Mykhailo Podolyak, an adviser to Ukrainian president Volodymyr Zelenskyy, wrote in a tweet: “Occupiers should learn how to swim across the Dnipro River. Or should leave Kherson while it is still possible. There may not be a third warning.”
Ukraine is attempting to retake the south in a counterattack while halting Russia’s advance in the Donbas, where it has captured all of the Luhansk region and much of neighbouring Donetsk.
Kyiv says US-supplied Himars systems, which can fire at greater distances and with higher accuracy than the Soviet-made weapons in Ukraine’s arsenal, are key to the effort.

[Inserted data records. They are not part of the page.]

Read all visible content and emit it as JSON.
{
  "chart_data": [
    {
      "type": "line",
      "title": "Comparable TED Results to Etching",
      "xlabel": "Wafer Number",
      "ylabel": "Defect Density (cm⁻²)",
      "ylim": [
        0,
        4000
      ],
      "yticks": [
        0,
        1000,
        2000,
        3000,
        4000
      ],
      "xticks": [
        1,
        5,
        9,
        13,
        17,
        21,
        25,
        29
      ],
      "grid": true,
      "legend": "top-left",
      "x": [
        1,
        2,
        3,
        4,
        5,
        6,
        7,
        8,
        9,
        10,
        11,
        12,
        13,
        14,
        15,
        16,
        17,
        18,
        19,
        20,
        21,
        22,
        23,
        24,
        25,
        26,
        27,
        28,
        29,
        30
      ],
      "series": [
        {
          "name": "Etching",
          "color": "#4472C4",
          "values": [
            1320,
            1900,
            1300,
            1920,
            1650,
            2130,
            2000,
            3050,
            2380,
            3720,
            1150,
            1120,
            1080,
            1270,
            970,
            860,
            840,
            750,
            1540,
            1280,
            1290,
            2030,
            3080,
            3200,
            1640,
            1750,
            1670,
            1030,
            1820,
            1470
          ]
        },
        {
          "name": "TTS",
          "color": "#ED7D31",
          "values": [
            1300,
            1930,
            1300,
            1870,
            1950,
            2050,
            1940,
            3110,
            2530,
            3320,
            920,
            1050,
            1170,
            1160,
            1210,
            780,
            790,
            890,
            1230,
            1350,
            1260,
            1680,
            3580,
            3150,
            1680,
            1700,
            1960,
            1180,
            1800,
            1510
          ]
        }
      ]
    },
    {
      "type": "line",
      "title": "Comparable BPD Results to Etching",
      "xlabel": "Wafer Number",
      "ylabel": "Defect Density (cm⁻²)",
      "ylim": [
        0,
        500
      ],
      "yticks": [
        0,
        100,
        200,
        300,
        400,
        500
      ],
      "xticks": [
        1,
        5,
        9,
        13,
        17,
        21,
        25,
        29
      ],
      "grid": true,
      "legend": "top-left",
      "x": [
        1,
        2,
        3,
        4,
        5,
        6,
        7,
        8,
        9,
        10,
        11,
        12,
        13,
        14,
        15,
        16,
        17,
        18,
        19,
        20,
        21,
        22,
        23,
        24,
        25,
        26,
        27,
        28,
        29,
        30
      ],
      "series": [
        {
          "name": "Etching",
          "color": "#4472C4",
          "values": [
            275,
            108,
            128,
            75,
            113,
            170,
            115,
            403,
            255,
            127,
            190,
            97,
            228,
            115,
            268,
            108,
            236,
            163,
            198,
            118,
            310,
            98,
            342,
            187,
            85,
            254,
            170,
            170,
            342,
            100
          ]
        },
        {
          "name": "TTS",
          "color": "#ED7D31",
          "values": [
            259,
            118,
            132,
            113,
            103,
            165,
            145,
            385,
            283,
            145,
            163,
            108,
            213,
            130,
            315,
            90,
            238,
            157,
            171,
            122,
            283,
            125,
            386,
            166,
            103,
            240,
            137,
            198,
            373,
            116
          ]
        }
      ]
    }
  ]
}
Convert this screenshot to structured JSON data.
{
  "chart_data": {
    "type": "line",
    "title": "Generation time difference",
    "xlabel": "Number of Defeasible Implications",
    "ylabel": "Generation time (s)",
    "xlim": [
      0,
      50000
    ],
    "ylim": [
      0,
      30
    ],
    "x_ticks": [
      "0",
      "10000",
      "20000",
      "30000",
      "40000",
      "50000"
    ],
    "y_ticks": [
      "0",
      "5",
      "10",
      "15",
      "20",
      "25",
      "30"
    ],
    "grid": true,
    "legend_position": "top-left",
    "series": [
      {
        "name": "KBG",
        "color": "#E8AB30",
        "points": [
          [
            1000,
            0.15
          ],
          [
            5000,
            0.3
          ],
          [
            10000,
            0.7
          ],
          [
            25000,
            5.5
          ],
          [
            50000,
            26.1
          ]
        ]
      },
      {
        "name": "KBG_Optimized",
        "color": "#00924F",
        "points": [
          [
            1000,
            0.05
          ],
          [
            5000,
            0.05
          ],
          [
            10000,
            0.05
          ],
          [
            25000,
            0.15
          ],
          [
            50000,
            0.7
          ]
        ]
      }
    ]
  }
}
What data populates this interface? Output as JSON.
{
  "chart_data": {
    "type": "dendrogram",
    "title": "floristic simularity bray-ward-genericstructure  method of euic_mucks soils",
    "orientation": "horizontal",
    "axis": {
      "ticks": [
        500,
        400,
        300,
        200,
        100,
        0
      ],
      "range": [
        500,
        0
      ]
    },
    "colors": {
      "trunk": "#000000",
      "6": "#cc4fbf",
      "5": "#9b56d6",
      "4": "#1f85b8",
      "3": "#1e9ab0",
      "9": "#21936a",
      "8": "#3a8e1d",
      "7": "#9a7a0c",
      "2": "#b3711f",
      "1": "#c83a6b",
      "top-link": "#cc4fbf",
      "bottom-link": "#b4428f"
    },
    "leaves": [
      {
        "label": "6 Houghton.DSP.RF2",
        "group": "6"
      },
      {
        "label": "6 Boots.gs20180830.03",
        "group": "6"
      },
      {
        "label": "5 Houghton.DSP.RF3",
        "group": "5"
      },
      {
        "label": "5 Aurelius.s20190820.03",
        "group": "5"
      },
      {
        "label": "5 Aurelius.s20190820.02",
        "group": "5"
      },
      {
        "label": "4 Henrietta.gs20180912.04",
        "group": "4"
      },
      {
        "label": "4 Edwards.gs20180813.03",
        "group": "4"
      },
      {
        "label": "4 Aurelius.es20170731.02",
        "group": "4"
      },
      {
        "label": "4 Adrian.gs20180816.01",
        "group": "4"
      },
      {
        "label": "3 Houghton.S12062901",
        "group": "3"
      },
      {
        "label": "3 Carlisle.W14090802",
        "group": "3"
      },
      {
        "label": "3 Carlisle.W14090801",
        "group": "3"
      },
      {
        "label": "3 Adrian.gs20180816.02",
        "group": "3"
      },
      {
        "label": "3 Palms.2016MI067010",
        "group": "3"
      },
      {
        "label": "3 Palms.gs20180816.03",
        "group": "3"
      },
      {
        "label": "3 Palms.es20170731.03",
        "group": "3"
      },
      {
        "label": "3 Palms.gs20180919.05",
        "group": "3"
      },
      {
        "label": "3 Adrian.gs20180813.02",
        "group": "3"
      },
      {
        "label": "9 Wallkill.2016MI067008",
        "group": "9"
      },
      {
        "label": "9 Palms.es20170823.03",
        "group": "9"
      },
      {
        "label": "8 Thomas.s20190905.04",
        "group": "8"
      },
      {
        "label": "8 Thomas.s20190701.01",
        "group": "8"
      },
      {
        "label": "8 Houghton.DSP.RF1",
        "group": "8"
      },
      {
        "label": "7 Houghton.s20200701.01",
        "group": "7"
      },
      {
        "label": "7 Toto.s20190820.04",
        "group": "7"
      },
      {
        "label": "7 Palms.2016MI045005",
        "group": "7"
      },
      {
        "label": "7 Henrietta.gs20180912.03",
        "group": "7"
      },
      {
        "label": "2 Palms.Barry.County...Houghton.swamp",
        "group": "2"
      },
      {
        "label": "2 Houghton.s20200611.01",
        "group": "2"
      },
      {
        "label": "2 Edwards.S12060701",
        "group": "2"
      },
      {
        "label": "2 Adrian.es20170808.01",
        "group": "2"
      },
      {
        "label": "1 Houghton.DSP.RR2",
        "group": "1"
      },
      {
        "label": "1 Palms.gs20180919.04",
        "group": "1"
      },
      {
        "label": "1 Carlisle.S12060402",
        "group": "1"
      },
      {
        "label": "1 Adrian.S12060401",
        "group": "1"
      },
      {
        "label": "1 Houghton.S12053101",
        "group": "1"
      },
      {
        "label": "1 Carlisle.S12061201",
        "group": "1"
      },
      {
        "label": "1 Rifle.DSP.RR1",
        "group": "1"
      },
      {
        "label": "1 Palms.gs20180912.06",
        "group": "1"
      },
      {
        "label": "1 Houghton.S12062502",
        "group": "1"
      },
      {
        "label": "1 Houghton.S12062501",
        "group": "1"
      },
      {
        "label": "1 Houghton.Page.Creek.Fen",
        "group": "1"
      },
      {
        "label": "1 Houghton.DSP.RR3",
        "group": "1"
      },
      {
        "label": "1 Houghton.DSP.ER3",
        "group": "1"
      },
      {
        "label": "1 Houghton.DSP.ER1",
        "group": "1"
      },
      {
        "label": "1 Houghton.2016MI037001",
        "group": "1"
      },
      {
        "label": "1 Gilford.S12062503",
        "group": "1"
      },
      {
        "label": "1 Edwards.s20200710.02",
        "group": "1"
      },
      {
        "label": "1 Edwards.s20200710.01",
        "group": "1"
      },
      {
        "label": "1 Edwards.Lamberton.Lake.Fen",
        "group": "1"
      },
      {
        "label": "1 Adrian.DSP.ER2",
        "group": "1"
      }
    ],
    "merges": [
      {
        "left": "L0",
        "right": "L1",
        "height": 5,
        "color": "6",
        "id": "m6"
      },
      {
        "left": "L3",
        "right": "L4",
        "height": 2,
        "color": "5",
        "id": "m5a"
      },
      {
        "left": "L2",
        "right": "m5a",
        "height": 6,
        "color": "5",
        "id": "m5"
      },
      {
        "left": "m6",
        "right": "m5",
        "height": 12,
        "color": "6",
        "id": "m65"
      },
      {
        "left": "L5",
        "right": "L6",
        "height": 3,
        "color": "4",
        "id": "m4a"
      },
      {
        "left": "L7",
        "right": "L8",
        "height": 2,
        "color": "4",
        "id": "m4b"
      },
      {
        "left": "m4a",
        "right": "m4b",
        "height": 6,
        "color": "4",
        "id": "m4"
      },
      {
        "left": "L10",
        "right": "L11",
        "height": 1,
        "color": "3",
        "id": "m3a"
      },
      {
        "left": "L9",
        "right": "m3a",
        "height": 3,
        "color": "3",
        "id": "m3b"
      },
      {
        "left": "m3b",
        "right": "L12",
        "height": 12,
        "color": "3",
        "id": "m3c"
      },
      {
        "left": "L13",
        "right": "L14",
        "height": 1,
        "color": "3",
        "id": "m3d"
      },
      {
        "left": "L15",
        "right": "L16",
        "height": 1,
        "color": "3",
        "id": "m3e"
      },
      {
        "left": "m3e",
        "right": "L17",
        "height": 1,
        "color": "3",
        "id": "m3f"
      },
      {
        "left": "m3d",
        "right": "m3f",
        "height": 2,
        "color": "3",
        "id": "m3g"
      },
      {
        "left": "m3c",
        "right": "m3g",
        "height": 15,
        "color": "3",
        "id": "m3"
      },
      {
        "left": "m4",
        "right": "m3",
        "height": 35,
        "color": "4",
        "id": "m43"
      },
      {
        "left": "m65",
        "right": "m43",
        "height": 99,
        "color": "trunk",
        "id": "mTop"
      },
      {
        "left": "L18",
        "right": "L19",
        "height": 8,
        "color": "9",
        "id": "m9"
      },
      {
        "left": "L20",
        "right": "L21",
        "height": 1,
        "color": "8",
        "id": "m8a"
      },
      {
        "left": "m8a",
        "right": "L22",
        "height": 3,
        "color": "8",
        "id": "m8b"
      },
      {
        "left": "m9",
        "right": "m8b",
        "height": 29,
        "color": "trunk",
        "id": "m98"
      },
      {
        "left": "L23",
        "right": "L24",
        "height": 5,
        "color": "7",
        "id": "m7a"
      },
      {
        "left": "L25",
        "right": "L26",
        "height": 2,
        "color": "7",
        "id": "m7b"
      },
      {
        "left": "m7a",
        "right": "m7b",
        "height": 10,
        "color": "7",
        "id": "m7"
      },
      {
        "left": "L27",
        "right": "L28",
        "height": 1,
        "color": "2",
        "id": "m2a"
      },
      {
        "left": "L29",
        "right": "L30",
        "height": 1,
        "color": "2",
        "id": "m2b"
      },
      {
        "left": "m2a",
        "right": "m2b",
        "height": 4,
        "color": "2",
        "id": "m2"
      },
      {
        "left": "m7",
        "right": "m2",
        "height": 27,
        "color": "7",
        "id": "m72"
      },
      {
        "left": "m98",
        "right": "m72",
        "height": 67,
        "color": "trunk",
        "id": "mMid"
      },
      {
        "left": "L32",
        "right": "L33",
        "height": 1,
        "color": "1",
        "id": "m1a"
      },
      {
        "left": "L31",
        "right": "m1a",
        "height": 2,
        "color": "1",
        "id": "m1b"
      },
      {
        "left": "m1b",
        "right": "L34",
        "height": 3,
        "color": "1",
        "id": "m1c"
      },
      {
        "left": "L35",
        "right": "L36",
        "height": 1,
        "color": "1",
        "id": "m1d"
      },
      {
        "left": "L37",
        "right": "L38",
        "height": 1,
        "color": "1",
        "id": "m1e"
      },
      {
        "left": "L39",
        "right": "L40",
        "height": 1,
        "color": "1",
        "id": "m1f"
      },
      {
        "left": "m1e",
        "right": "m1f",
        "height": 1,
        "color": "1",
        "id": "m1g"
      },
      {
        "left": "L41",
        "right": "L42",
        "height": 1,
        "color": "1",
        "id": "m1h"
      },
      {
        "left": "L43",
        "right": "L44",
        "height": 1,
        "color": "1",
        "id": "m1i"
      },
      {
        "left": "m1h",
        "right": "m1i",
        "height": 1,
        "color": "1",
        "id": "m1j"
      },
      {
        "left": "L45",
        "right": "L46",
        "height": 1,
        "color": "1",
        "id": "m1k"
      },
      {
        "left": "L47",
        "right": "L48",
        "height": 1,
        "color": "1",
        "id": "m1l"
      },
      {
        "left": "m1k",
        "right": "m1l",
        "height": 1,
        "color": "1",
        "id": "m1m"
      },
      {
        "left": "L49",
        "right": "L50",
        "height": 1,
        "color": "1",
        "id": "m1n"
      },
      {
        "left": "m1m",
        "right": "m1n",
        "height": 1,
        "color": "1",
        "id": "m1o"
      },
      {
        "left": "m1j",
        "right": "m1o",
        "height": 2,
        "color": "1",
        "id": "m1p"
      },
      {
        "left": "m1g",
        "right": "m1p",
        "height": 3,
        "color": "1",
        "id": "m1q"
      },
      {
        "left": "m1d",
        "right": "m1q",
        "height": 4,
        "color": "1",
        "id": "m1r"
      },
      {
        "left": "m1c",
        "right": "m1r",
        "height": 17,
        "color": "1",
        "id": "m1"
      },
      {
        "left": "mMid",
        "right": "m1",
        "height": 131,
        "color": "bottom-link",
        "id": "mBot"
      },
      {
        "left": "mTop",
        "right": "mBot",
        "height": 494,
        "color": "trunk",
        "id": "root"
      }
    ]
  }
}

Ukraine’s southern military command described the attack on the Antonivsky bridge as a precision strike aimed at demoralising Russia’s troops.
“We are not destroying the infrastructure, we are destroying the enemy’s plans,” it said.
Video posted on social media showed the bridge largely structurally intact but riddled with potholes, which Stremousov said made road transport impossible. He promised the bridge would be repaired “in a very short time”.
The bridge had been closed to trucks since a Ukrainian strike last week, but had allowed cars to cross.
The US said on Monday it would give Ukraine an extra four Himars, taking the total number at its disposal to 16.
Since their arrival, Kyiv has used the high-precision systems to great effect by striking high-value targets such as command posts, weapons warehouses and oil depots.
Russia has repeatedly indicated that it planned to annex Kherson and other parts of south-eastern Ukraine under its control in what the US has called “sham referenda”.
Although President Vladimir Putin initially framed Russia’s invasion as a “special operation” to “liberate” Russian speakers in the eastern Donbas border region, foreign minister Sergei Lavrov said last week that Russia’s war aims had since expanded.
Russia quickly seized Kherson and most of the neighbouring province of Zaporizhzhia in a two-pronged attack from the Donbas and the Crimean peninsula during the invasion’s early days.
Moscow initially let Ukraine-appointed officials continue to run the region, but then replaced them with separatists such as Stremousov, who has moved to make the rouble the area’s official currency and said he planned to hold a vote on the region joining Russia.